You are right about the smaller is faster and local being more capable of reacting. But Eliezer's arguments are predicated on there being a type of AI that can change itself without deviation from a purpose. So an AI that splits itself into two may deviate in capability, but should share the same purpose.
Whether such an AI is possible or would be effective in the world is another matter.
We also suppose that the technology feeding Moore's Law has not yet hit physical limits. And that, as human brains are already highly parallel, we can speed them up even if Moore's Law is manifesting in increased parallelism instead of faster serial speeds - we suppose the uploads aren't yet being run on a fully parallelized machine, and so their actual serial speed goes up with Moore's Law. Etcetera.
Moore's Law says nothing about speed in the canonical form. You should probably define exactly what variant you are using.

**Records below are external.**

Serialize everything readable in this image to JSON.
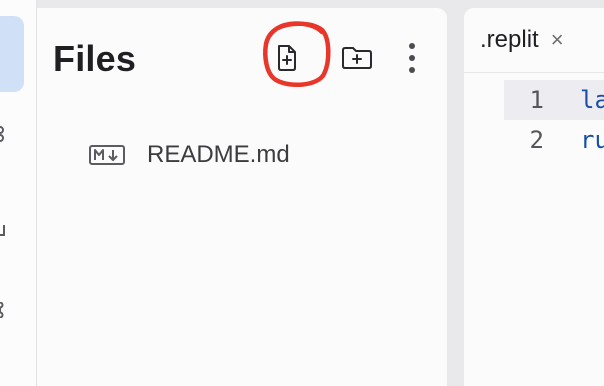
{
  "files_panel": {
    "title": "Files",
    "actions": {
      "new_file": "new-file-icon",
      "new_folder": "new-folder-icon",
      "more": "more-vertical-icon"
    },
    "items": [
      {
        "name": "README.md",
        "icon": "markdown-file-icon"
      }
    ]
  },
  "editor": {
    "tab": {
      "label": ".replit",
      "close": "×"
    },
    "lines": [
      {
        "num": "1",
        "code": "la"
      },
      {
        "num": "2",
        "code": "ru"
      }
    ]
  },
  "colors": {
    "annotation": "#e8372a",
    "rail_active": "#cfe0f7",
    "code": "#1a4fa8"
  }
}
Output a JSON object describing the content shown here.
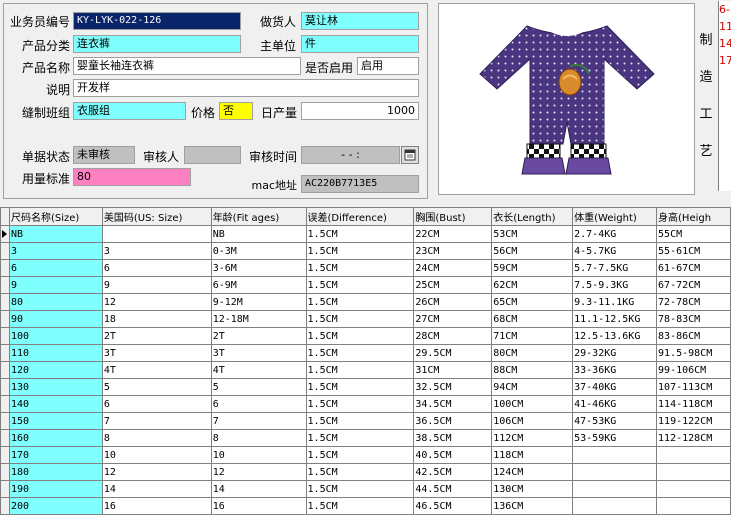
{
  "form": {
    "salesman_no_label": "业务员编号",
    "salesman_no": "KY-LYK-022-126",
    "maker_label": "做货人",
    "maker": "莫让林",
    "category_label": "产品分类",
    "category": "连衣裤",
    "main_unit_label": "主单位",
    "main_unit": "件",
    "product_name_label": "产品名称",
    "product_name": "婴童长袖连衣裤",
    "enabled_label": "是否启用",
    "enabled": "启用",
    "description_label": "说明",
    "description": "开发样",
    "sewing_group_label": "缝制班组",
    "sewing_group": "衣服组",
    "price_label": "价格",
    "price": "否",
    "daily_output_label": "日产量",
    "daily_output": "1000",
    "doc_status_label": "单据状态",
    "doc_status": "未审核",
    "reviewer_label": "审核人",
    "reviewer": "",
    "review_time_label": "审核时间",
    "review_time": "- - :",
    "material_std_label": "用量标准",
    "material_std": "80",
    "mac_label": "mac地址",
    "mac": "AC220B7713E5"
  },
  "process_panel": {
    "label_chars": [
      "制",
      "造",
      "工",
      "艺"
    ],
    "notes_lines": [
      "6-",
      "11",
      "14",
      "17"
    ]
  },
  "grid": {
    "columns": [
      "尺码名称(Size)",
      "美国码(US: Size)",
      "年龄(Fit ages)",
      "误差(Difference)",
      "胸围(Bust)",
      "衣长(Length)",
      "体重(Weight)",
      "身高(Heigh"
    ],
    "rows": [
      [
        "NB",
        "",
        "NB",
        "1.5CM",
        "22CM",
        "53CM",
        "2.7-4KG",
        "55CM"
      ],
      [
        "3",
        "3",
        "0-3M",
        "1.5CM",
        "23CM",
        "56CM",
        "4-5.7KG",
        "55-61CM"
      ],
      [
        "6",
        "6",
        "3-6M",
        "1.5CM",
        "24CM",
        "59CM",
        "5.7-7.5KG",
        "61-67CM"
      ],
      [
        "9",
        "9",
        "6-9M",
        "1.5CM",
        "25CM",
        "62CM",
        "7.5-9.3KG",
        "67-72CM"
      ],
      [
        "80",
        "12",
        "9-12M",
        "1.5CM",
        "26CM",
        "65CM",
        "9.3-11.1KG",
        "72-78CM"
      ],
      [
        "90",
        "18",
        "12-18M",
        "1.5CM",
        "27CM",
        "68CM",
        "11.1-12.5KG",
        "78-83CM"
      ],
      [
        "100",
        "2T",
        "2T",
        "1.5CM",
        "28CM",
        "71CM",
        "12.5-13.6KG",
        "83-86CM"
      ],
      [
        "110",
        "3T",
        "3T",
        "1.5CM",
        "29.5CM",
        "80CM",
        "29-32KG",
        "91.5-98CM"
      ],
      [
        "120",
        "4T",
        "4T",
        "1.5CM",
        "31CM",
        "88CM",
        "33-36KG",
        "99-106CM"
      ],
      [
        "130",
        "5",
        "5",
        "1.5CM",
        "32.5CM",
        "94CM",
        "37-40KG",
        "107-113CM"
      ],
      [
        "140",
        "6",
        "6",
        "1.5CM",
        "34.5CM",
        "100CM",
        "41-46KG",
        "114-118CM"
      ],
      [
        "150",
        "7",
        "7",
        "1.5CM",
        "36.5CM",
        "106CM",
        "47-53KG",
        "119-122CM"
      ],
      [
        "160",
        "8",
        "8",
        "1.5CM",
        "38.5CM",
        "112CM",
        "53-59KG",
        "112-128CM"
      ],
      [
        "170",
        "10",
        "10",
        "1.5CM",
        "40.5CM",
        "118CM",
        "",
        ""
      ],
      [
        "180",
        "12",
        "12",
        "1.5CM",
        "42.5CM",
        "124CM",
        "",
        ""
      ],
      [
        "190",
        "14",
        "14",
        "1.5CM",
        "44.5CM",
        "130CM",
        "",
        ""
      ],
      [
        "200",
        "16",
        "16",
        "1.5CM",
        "46.5CM",
        "136CM",
        "",
        ""
      ]
    ]
  },
  "colors": {
    "cyan_field": "#80ffff",
    "pink_field": "#ff80c0",
    "yellow_field": "#ffff00",
    "notes_text": "#cc0000"
  }
}
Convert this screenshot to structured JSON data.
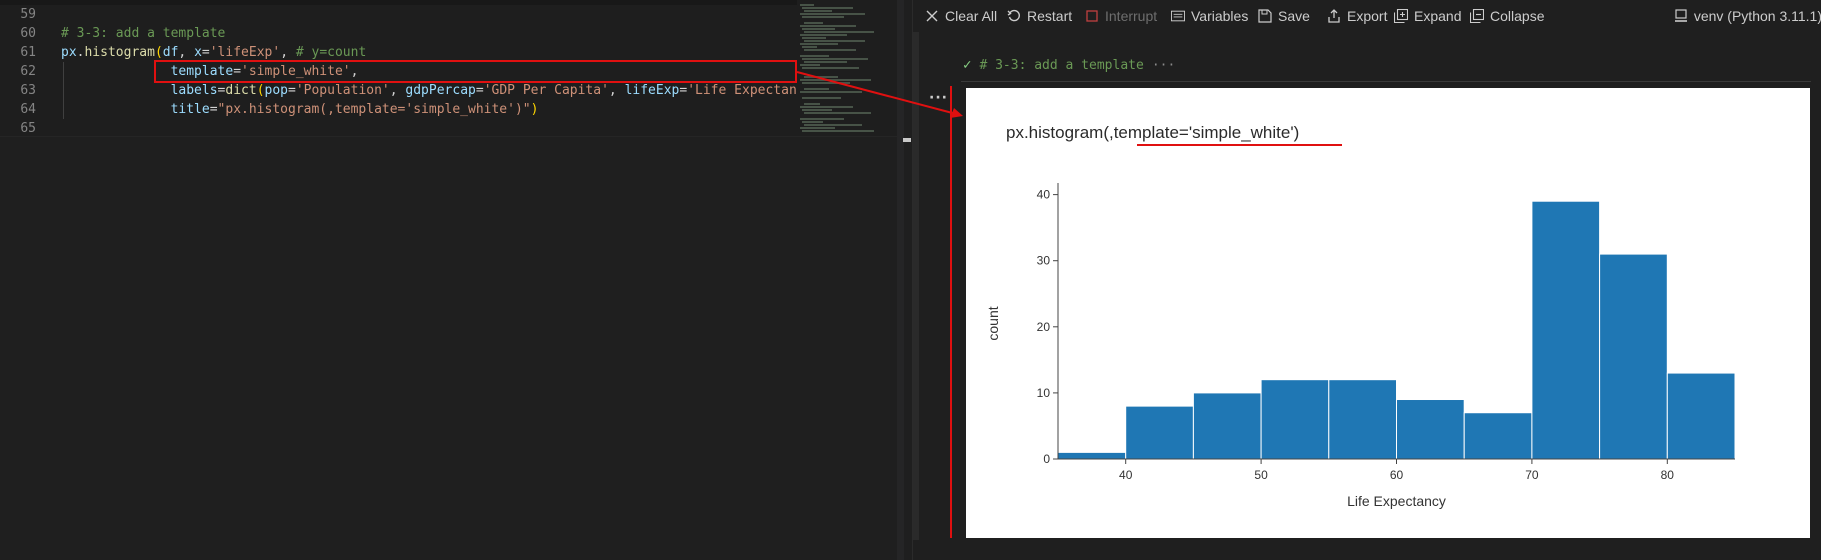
{
  "editor": {
    "lines": [
      {
        "num": "59",
        "indent": false,
        "tokens": []
      },
      {
        "num": "60",
        "indent": false,
        "tokens": [
          {
            "t": "# 3-3: add a template",
            "c": "comment"
          }
        ]
      },
      {
        "num": "61",
        "indent": false,
        "tokens": [
          {
            "t": "px",
            "c": "ident"
          },
          {
            "t": ".",
            "c": "punc"
          },
          {
            "t": "histogram",
            "c": "func"
          },
          {
            "t": "(",
            "c": "paren"
          },
          {
            "t": "df",
            "c": "ident"
          },
          {
            "t": ", ",
            "c": "punc"
          },
          {
            "t": "x",
            "c": "ident"
          },
          {
            "t": "=",
            "c": "punc"
          },
          {
            "t": "'lifeExp'",
            "c": "str"
          },
          {
            "t": ", ",
            "c": "punc"
          },
          {
            "t": "# y=count",
            "c": "comment"
          }
        ]
      },
      {
        "num": "62",
        "indent": true,
        "tokens": [
          {
            "t": "              ",
            "c": "punc"
          },
          {
            "t": "template",
            "c": "ident"
          },
          {
            "t": "=",
            "c": "punc"
          },
          {
            "t": "'simple_white'",
            "c": "str"
          },
          {
            "t": ",",
            "c": "punc"
          }
        ]
      },
      {
        "num": "63",
        "indent": true,
        "tokens": [
          {
            "t": "              ",
            "c": "punc"
          },
          {
            "t": "labels",
            "c": "ident"
          },
          {
            "t": "=",
            "c": "punc"
          },
          {
            "t": "dict",
            "c": "func"
          },
          {
            "t": "(",
            "c": "paren"
          },
          {
            "t": "pop",
            "c": "ident"
          },
          {
            "t": "=",
            "c": "punc"
          },
          {
            "t": "'Population'",
            "c": "str"
          },
          {
            "t": ", ",
            "c": "punc"
          },
          {
            "t": "gdpPercap",
            "c": "ident"
          },
          {
            "t": "=",
            "c": "punc"
          },
          {
            "t": "'GDP Per Capita'",
            "c": "str"
          },
          {
            "t": ", ",
            "c": "punc"
          },
          {
            "t": "lifeExp",
            "c": "ident"
          },
          {
            "t": "=",
            "c": "punc"
          },
          {
            "t": "'Life Expectancy",
            "c": "str"
          }
        ]
      },
      {
        "num": "64",
        "indent": true,
        "tokens": [
          {
            "t": "              ",
            "c": "punc"
          },
          {
            "t": "title",
            "c": "ident"
          },
          {
            "t": "=",
            "c": "punc"
          },
          {
            "t": "\"px.histogram(,template='simple_white')\"",
            "c": "str"
          },
          {
            "t": ")",
            "c": "paren"
          }
        ]
      },
      {
        "num": "65",
        "indent": false,
        "tokens": []
      }
    ]
  },
  "toolbar": {
    "clear_all": "Clear All",
    "restart": "Restart",
    "interrupt": "Interrupt",
    "variables": "Variables",
    "save": "Save",
    "export": "Export",
    "expand": "Expand",
    "collapse": "Collapse",
    "kernel": "venv (Python 3.11.1)"
  },
  "cell": {
    "status_glyph": "✓",
    "title": "# 3-3: add a template",
    "more": "···",
    "menu_glyph": "···"
  },
  "colors": {
    "bar": "#1f77b4",
    "annotation_red": "#e01010"
  },
  "chart_data": {
    "type": "bar",
    "title": "px.histogram(,template='simple_white')",
    "xlabel": "Life Expectancy",
    "ylabel": "count",
    "bin_edges": [
      35,
      40,
      45,
      50,
      55,
      60,
      65,
      70,
      75,
      80,
      85
    ],
    "values": [
      1,
      8,
      10,
      12,
      12,
      9,
      7,
      39,
      31,
      13
    ],
    "xlim": [
      35,
      85
    ],
    "ylim": [
      0,
      41
    ],
    "xticks": [
      40,
      50,
      60,
      70,
      80
    ],
    "yticks": [
      0,
      10,
      20,
      30,
      40
    ],
    "grid": false,
    "template": "simple_white"
  }
}
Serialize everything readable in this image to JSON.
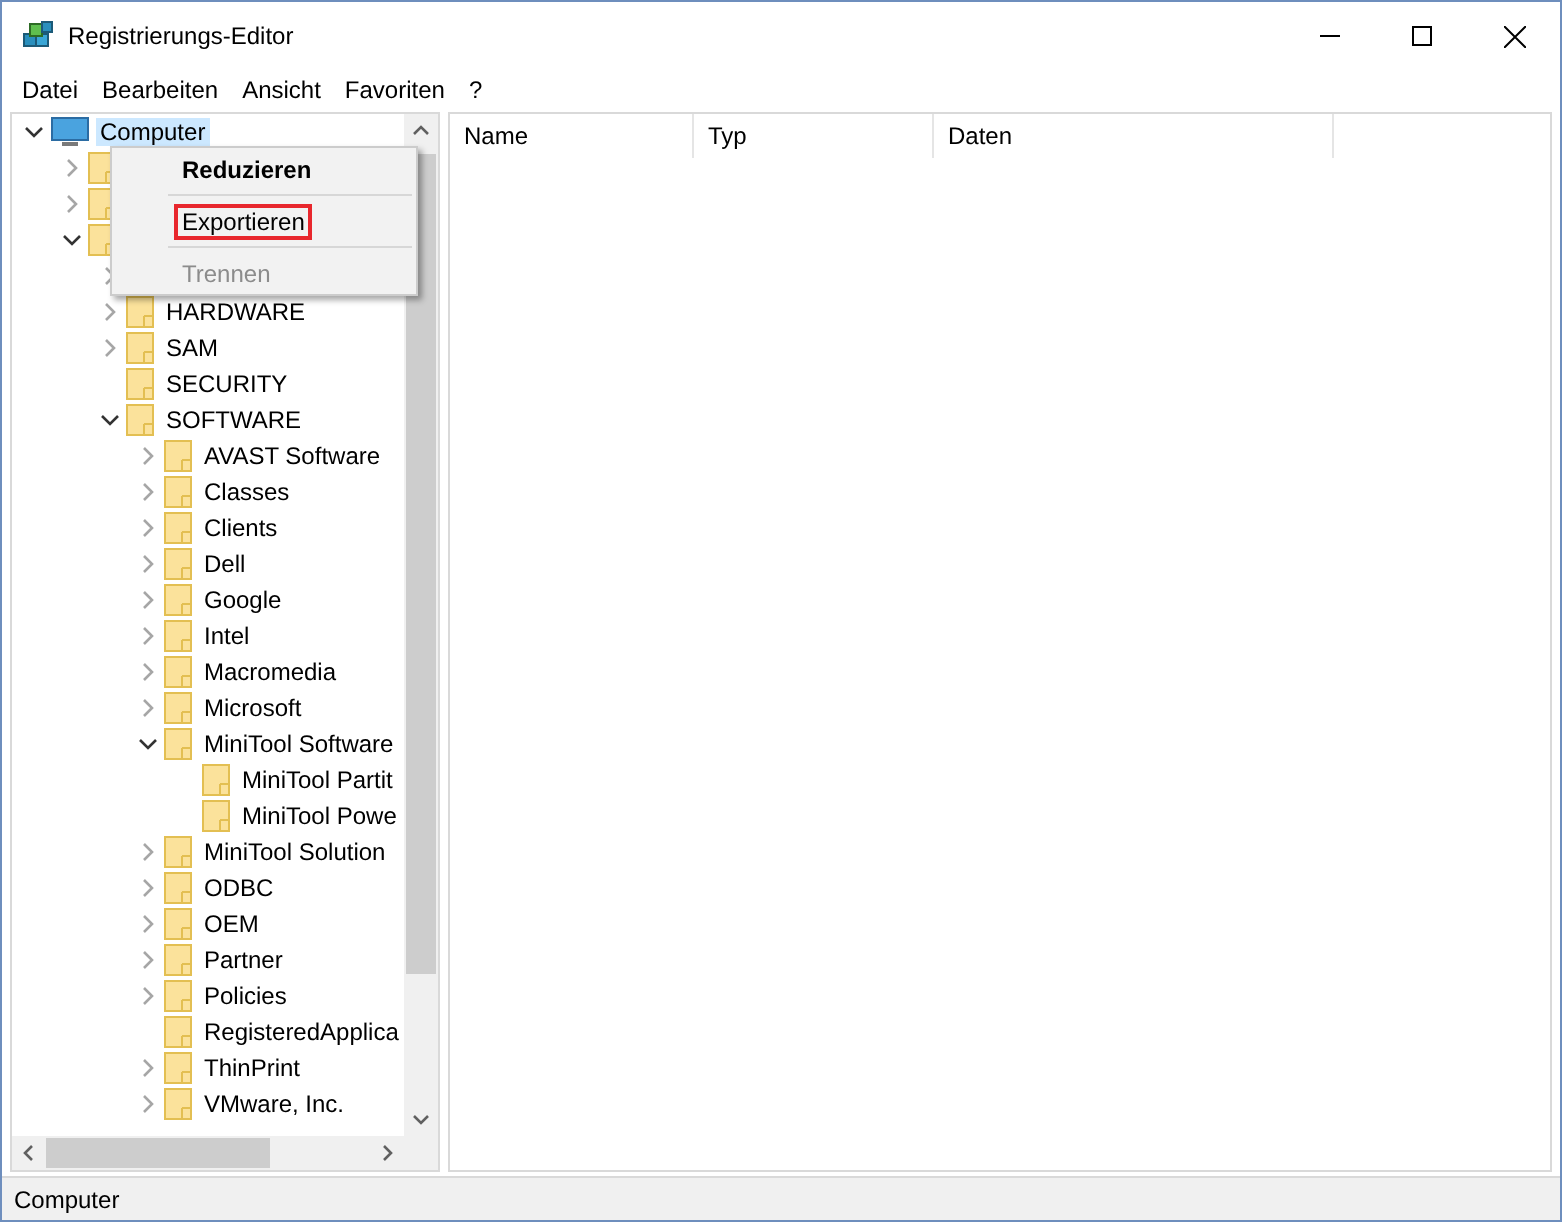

Consider the following. Chimpanzees make tools. The first hominid tools were simple chipped stone from 2.5 million years ago. Nothing changed for a million years. Then homo erectus came along with Acheulian tech, nothing happened for a million years. Then two thousand years ago H. Sapiens appeared and tool use really diversified. The brains had been swelling from 3 million years ago.
If brains had been getting more generally intelligent at that time as they were increasing in size, it is not shown. They may have been getting better at wooing women and looking attractive to men.
This info has been cribbed from the Red Queen page 313 hardback edition.
I would say this shows a discontinous improvement in intelligence, where intelligence is defined as the ability to generally hit a small target in search space about the world. Rather than the ability to get into another hominids pants.